All human beings experience fear. Some are afraid of sharing their opinion, having an honest conversation with their loved one or asking for what they want. Others are afraid of changing jobs, leaving a bad marriage or going after their dreams. And still, others, are afraid of writing a book, auditioning for a movie or starting a business.

Regardless of whether your fear is about the day-to-day actions you take or the life-altering actions you don’t take, fear can be powerful. However, fear is just a feeling. It is not proof, law or even a probability. It is just a feeling.

The ket to managing fear is remembering that it is a feeling, not fact.

In order to move past fear, you have to slow it down and look at it rather than trying to avoid thinking about it. In essence, you have to examine what has you stuck:
1. Ask yourself what, exactly, you’re afraid of. Are you afraid of losing your job, living alone or (fill in the blank)?
2. Decide how likely this particular fear is to play out. Slow down and think about the answer to this question rather than reactively responding. For example, if your company is facing layoffs, and you start to panic about being homeless–slow down. Do you have family or friends who would take you and your family in, or who would help with finances? Do you own a house that you could sell if you had to? Or… The important thing is to get out of the reactivity, panic mode of fear and instead, truly look it in the eye.
3. If your fear scenario is not likely to happen, then take a step back and get a more realistic view of what you may be dealing with. Once you have a more accurate picture, decide if there are any steps you need to take to protect yourself or to be better able to manage the situation.
4. Take the steps necessary to address the possible fallout.
4. Finally, ask yourself if you will be okay if this “bad” thing happens. Being “okay”, means you will survive it without having to be hospitalized, having a mental breakdown or being on the streets. It may be difficult, and you may be sad, however, will you be “okay”?

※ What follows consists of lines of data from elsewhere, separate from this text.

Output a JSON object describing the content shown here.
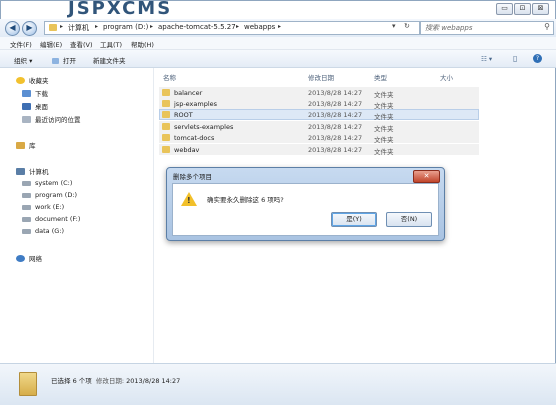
{
  "watermark": "JSPXCMS",
  "window_buttons": {
    "minimize": "▭",
    "maximize": "⊡",
    "close": "⊠"
  },
  "nav_buttons": {
    "back": "◀",
    "forward": "▶"
  },
  "address": {
    "crumbs": [
      "计算机",
      "program (D:)",
      "apache-tomcat-5.5.27",
      "webapps"
    ],
    "separator": "▸",
    "dropdown": "▾",
    "refresh": "↻"
  },
  "search": {
    "placeholder": "搜索 webapps",
    "icon": "search-icon"
  },
  "menu": [
    "文件(F)",
    "编辑(E)",
    "查看(V)",
    "工具(T)",
    "帮助(H)"
  ],
  "toolbar": {
    "organize": "组织 ▾",
    "open": "打开",
    "new_folder": "新建文件夹",
    "view_icon": "☷ ▾",
    "pane_icon": "▯",
    "help_icon": "?"
  },
  "sidebar": {
    "favorites": "收藏夹",
    "fav_items": [
      "下载",
      "桌面",
      "最近访问的位置"
    ],
    "libraries": "库",
    "computer": "计算机",
    "drives": [
      "system (C:)",
      "program (D:)",
      "work (E:)",
      "document (F:)",
      "data (G:)"
    ],
    "network": "网络"
  },
  "columns": {
    "name": "名称",
    "date": "修改日期",
    "type": "类型",
    "size": "大小"
  },
  "files": [
    {
      "name": "balancer",
      "date": "2013/8/28 14:27",
      "type": "文件夹"
    },
    {
      "name": "jsp-examples",
      "date": "2013/8/28 14:27",
      "type": "文件夹"
    },
    {
      "name": "ROOT",
      "date": "2013/8/28 14:27",
      "type": "文件夹"
    },
    {
      "name": "servlets-examples",
      "date": "2013/8/28 14:27",
      "type": "文件夹"
    },
    {
      "name": "tomcat-docs",
      "date": "2013/8/28 14:27",
      "type": "文件夹"
    },
    {
      "name": "webdav",
      "date": "2013/8/28 14:27",
      "type": "文件夹"
    }
  ],
  "dialog": {
    "title": "删除多个项目",
    "close": "✕",
    "message": "确实要永久删除这 6 项吗?",
    "yes": "是(Y)",
    "no": "否(N)"
  },
  "status": {
    "selected": "已选择 6 个项",
    "date_label": "修改日期:",
    "date": "2013/8/28 14:27"
  },
  "colors": {
    "folder": "#e9c45a",
    "selection": "#dde8f6",
    "dialog_frame": "#a9c3e2",
    "close_red": "#c1452b"
  }
}
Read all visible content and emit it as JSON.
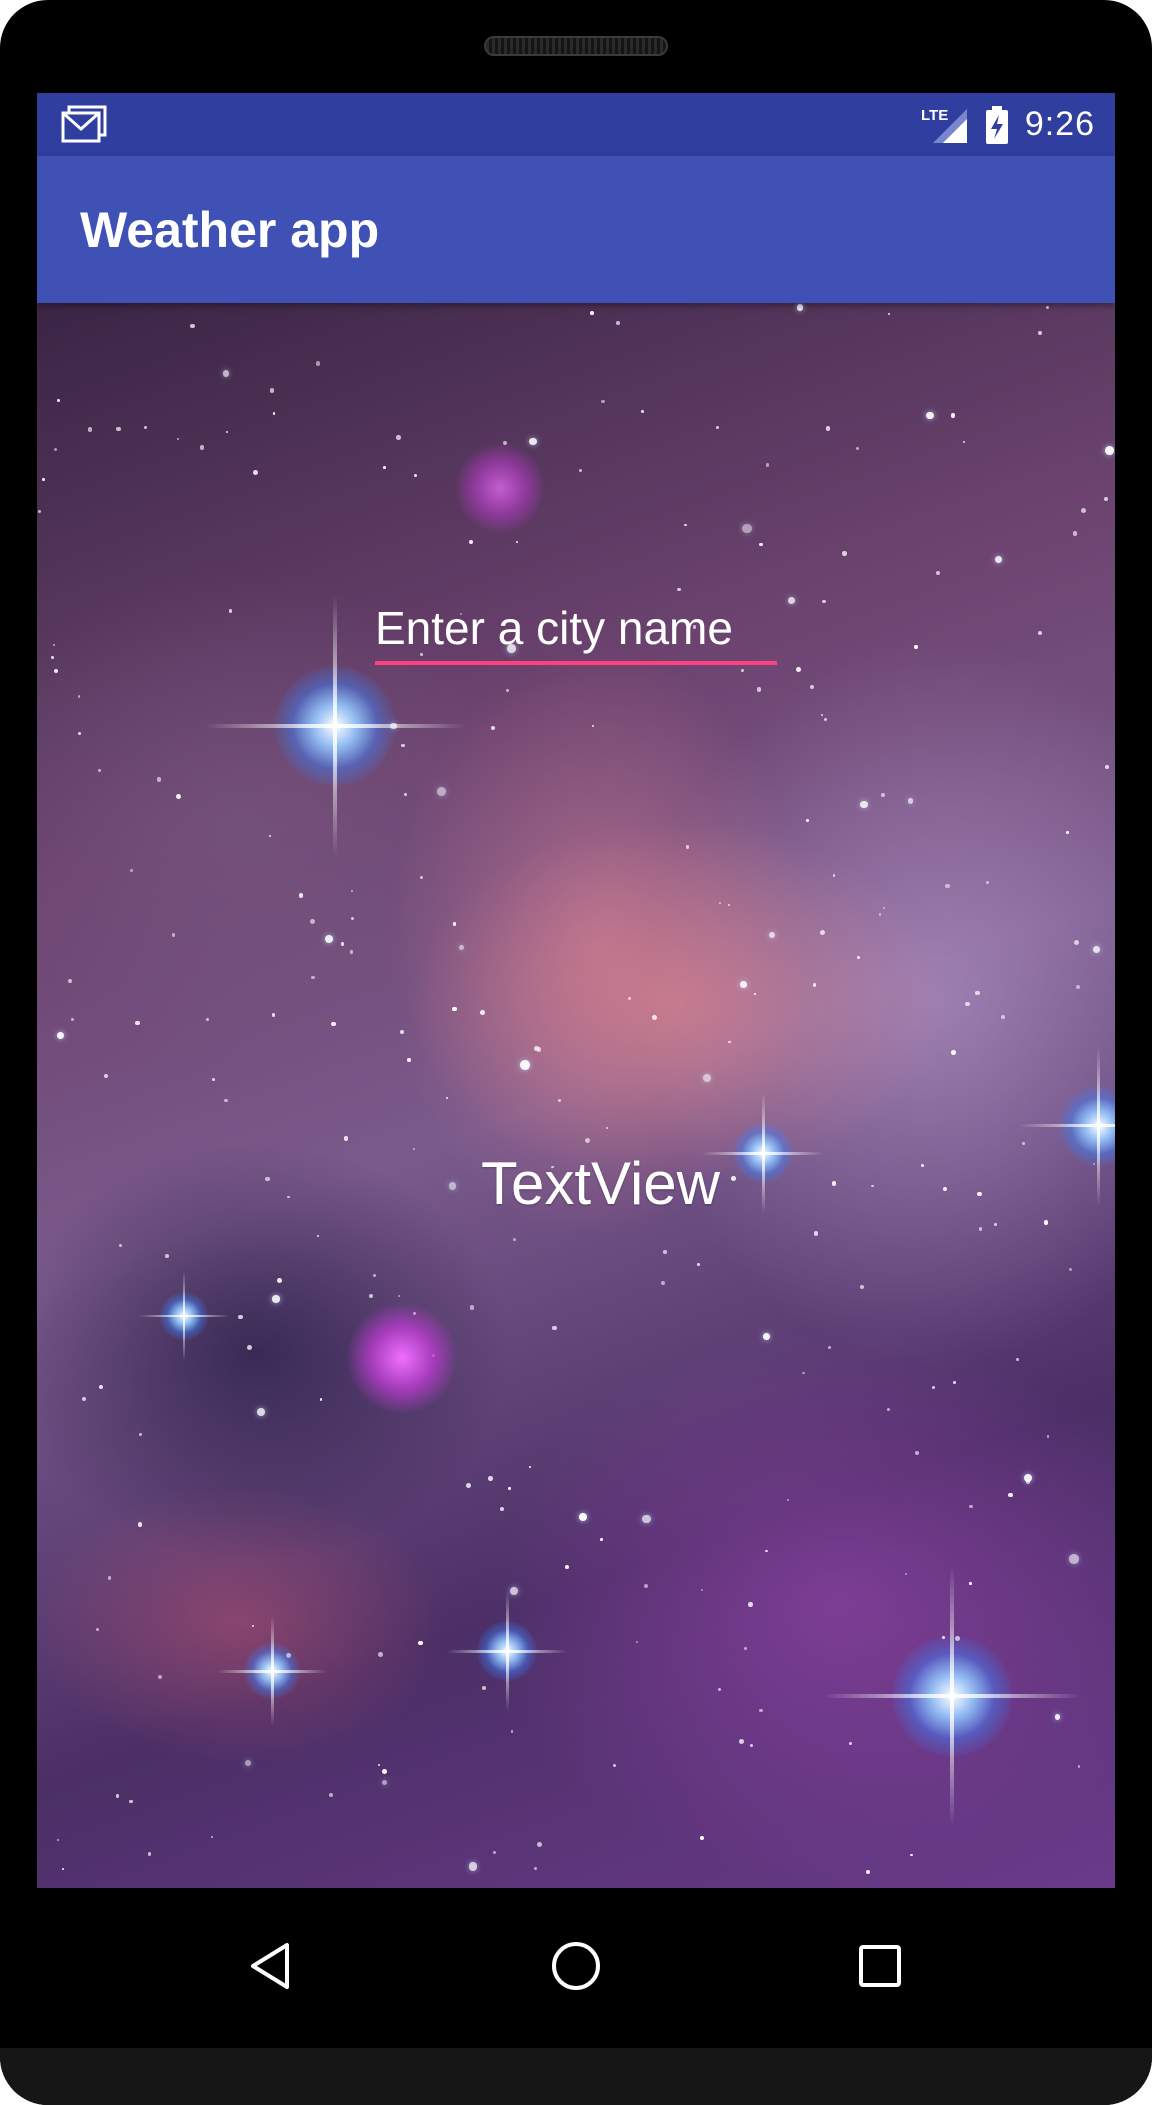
{
  "status_bar": {
    "time": "9:26",
    "network_label": "LTE",
    "notification_icon": "gmail-icon",
    "signal_icon": "cellular-signal-icon",
    "battery_icon": "battery-charging-icon",
    "color": "#303f9f"
  },
  "app_bar": {
    "title": "Weather app",
    "color": "#3f51b5"
  },
  "main": {
    "city_input": {
      "placeholder": "Enter a city name",
      "value": "",
      "underline_color": "#ff4081"
    },
    "result_text": "TextView",
    "background": "space-nebula-image"
  },
  "nav_bar": {
    "back_icon": "back-triangle-icon",
    "home_icon": "home-circle-icon",
    "recents_icon": "recents-square-icon"
  }
}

When it comes to fear, remember that more often than not, it is overblown. Everyone feels fear; the trick though is to not allow it to stop you. Keep moving forward. Listen to your instincts—not your fear, reactivity, panic or unhelpful loved ones. If you’ve ever made it through hard conversations, difficult breakups, lost jobs, or challenging life events, then recognize that you have the strength to get through hard things. Trust your abilities, and don’t allow fear to alter your life. Instead of focusing on the fear, focus on what you want and what’s in your best interest. Next, find the courage to do the hard thing, take the bold step and trust in your ability to thrive.

Challenge: Look at all the areas where fear is stopping you and slow down to take a more realistic view of it. Once you have a better perspective of it, take the necessary steps to manage it. Learn to thrive despite your fears.